In your relationship, have you found yourself arguing about the some of the same issues? How does this make you feel? Do you wonder to yourself why or how you are discussing this topic again?
One of the reasons why some of these topics come back is the way each of the sexes handle conflict. Men are more often to deal with conflict quickly and without much emotion. Whereas, women are more cyclical when dealing with conflict. If someone brings up an old conflict, try not taking an offense. When they bring up old conflicts, do not look at it as they are trying to bring up old issues (or they are keeping a record or wrongs). Rather, try to realize the other person has not experienced closure. So, ask probing questions to help them understand what they need in order to find closure.
Second, and probably more concerning, is when a couple argues over the topics rather than the issues.

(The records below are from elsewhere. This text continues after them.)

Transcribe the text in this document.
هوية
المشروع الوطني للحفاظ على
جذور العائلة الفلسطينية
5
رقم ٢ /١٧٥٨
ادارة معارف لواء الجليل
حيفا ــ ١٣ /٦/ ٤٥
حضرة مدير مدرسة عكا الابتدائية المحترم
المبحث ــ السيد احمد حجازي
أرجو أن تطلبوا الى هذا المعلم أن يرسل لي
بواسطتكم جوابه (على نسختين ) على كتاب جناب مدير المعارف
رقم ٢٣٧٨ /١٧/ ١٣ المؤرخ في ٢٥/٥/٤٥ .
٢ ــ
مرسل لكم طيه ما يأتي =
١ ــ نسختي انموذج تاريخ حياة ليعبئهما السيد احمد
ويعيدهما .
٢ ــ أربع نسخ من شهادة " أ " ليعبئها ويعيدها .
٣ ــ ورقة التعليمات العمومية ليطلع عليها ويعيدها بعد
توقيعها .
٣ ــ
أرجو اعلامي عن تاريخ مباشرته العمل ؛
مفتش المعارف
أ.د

By this, I mean that couples will find themselves continually arguing (or more likely – nagging) over items that are around the heart of the matter, but not the actual issue. This is the wife who might argue that her husband does not come home right after work. The next time she might be frustrated that her husband seems to be hanging out more with his friends than her. Please hear (or should I say read) me, I am not saying these could be issues. What I am trying to say is that, the real heart to these matters might be “do you still find me attractive.” However, rather than ask this question (where the heart of the matter is located), we will dance around this by bringing up the topics hoping our spouse gets what we are really trying to ask. Let me just say…our spouse will NEVER GET IT.
Lastly, the other reason why conflicts come back up is that both people know there was no resolution when it was first brought up. There are many different reasons why this happens. However, it is best when these issues are resolved, so it is good these come back around.
When it comes to conflict, be sure to know that conflict is not bad. Conflict does not mean that you are not heading for a divorce. Rather, conflict is a good thing in your relationship. It is through conflict that couples grow closer.
How do you handle conflict? Have you found your self arguing over topics rather than issues?